Aku akan datang kerumahmu

Membawa serta gelombang laut banda

Yang masih membungkus cerita

Perkawinan kita.

Di debur mimpi,akan kau lihat

Anak kita bermain memanggil ayah,ibunya

Yang telah di kawinkan laut

Juli, 2011

 

Ku Ingin Berteduh

Jika kau pewaris abadi lengkung pelangi

Ku ingin,

Berteduh di bola matamu

Hingga segala usiaku memuncak

Di ujung waktu.

          April, 2016

Apol Sukardi, alumnus STFK Ledalero, saat ini tinggal di Papua. Sedang mempersiapkan penerbitan antologi puisi berjudul Anak-Anak Ombak.

 Post Factum dari Puisi-Puisi Apol Sukardi

Catatan oleh Redaksi Hengky Ola Sura

Menerima kiriman puisi Apol Sukardi ke meja redaksi adalah satu kegembiraan tersendiri bagi saya. Secara pribadi saya mengagumi puisi-puisi Apol sudah sejak ia masih keranjingan menulis puisi-puisinya semasa berada di STFK Ledalero. Kami biasanya saling membangun diskusi juga perdebatan kecil tentang sastra (baca puisi). Setelah menghilang dari dunia ‘aneh’ bernama puisi Apol mengrimkan karyanya. Saya memang belum melihat adanya puisi-puisi baru toh tiga puisi ini adalah puisi-puisi yang ditulis dari 2009, 2011 dan tahun 2016. Apol rupanya punya pengalaman sendiri akan kenangan (memoria) terhadap pengalaman yang sudah terjadi (post factum) akan tiga puisinya kali ini untuk coba dikirim ke khalayak pembaca.
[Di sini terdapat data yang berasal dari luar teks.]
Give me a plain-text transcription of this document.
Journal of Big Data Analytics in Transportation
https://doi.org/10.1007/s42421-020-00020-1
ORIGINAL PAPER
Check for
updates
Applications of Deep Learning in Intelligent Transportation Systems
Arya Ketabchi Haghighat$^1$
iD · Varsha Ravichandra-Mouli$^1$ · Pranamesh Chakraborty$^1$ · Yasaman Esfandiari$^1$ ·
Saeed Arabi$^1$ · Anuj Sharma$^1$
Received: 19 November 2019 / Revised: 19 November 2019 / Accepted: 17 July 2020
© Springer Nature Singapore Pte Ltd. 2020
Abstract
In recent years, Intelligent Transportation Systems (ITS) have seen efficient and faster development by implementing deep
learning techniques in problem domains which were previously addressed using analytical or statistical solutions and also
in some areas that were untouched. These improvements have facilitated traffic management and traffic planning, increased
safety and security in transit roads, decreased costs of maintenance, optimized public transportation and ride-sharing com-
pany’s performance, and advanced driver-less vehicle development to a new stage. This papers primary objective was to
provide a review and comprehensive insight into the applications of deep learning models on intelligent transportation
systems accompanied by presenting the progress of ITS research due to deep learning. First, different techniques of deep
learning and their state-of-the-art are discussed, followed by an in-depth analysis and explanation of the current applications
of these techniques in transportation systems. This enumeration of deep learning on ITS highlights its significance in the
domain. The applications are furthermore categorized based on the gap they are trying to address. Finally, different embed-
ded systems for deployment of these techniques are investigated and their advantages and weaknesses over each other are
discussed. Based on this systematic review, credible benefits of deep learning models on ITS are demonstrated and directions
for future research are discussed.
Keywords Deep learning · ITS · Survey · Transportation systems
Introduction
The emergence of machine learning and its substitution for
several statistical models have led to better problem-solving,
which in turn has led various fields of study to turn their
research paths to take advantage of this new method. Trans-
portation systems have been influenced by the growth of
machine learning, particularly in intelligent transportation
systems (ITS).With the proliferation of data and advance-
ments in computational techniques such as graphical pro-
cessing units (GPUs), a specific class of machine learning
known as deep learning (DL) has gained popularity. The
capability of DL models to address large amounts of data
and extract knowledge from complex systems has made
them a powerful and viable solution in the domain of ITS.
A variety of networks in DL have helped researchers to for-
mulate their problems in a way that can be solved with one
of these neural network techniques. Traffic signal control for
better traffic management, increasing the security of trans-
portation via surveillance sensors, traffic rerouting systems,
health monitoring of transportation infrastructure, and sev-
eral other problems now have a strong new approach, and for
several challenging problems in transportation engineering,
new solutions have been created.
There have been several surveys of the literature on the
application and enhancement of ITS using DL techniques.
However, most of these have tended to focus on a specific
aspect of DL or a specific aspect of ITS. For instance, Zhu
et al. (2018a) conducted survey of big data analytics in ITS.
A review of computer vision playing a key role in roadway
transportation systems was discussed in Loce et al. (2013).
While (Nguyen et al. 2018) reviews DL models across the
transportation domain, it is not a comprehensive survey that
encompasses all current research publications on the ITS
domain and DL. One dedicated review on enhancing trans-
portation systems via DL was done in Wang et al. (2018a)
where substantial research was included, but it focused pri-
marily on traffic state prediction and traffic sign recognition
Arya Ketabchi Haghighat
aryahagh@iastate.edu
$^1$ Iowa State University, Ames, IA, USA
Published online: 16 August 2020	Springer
Dari puisi Anak-anak ombak dan puisi Aku akan datang, tampak ada narasi kegigilan, rasa sakit, cemas, was-was juga derita. Toh dalam kegamangan rasa seperti yang tersebut selalu ada harapan. Selalu ada visi. Maka puisi Ku ingin berteduh, menjadi serupa jalan pulang, sebuah harapan teguh untuk tidak latah.

Sebagai seorang petualang di pedalaman rimba Papua, saya percaya Apol dengan segala pergulatannya ikut mewanti-wanti kita untuk pertama selalu membangun semacam ingatan akan kenangan baik suka dan duka. Yang kedua bahwa kenangan selalu menjadi batu pejal untuk terus melanjutkan kegigihan hidup.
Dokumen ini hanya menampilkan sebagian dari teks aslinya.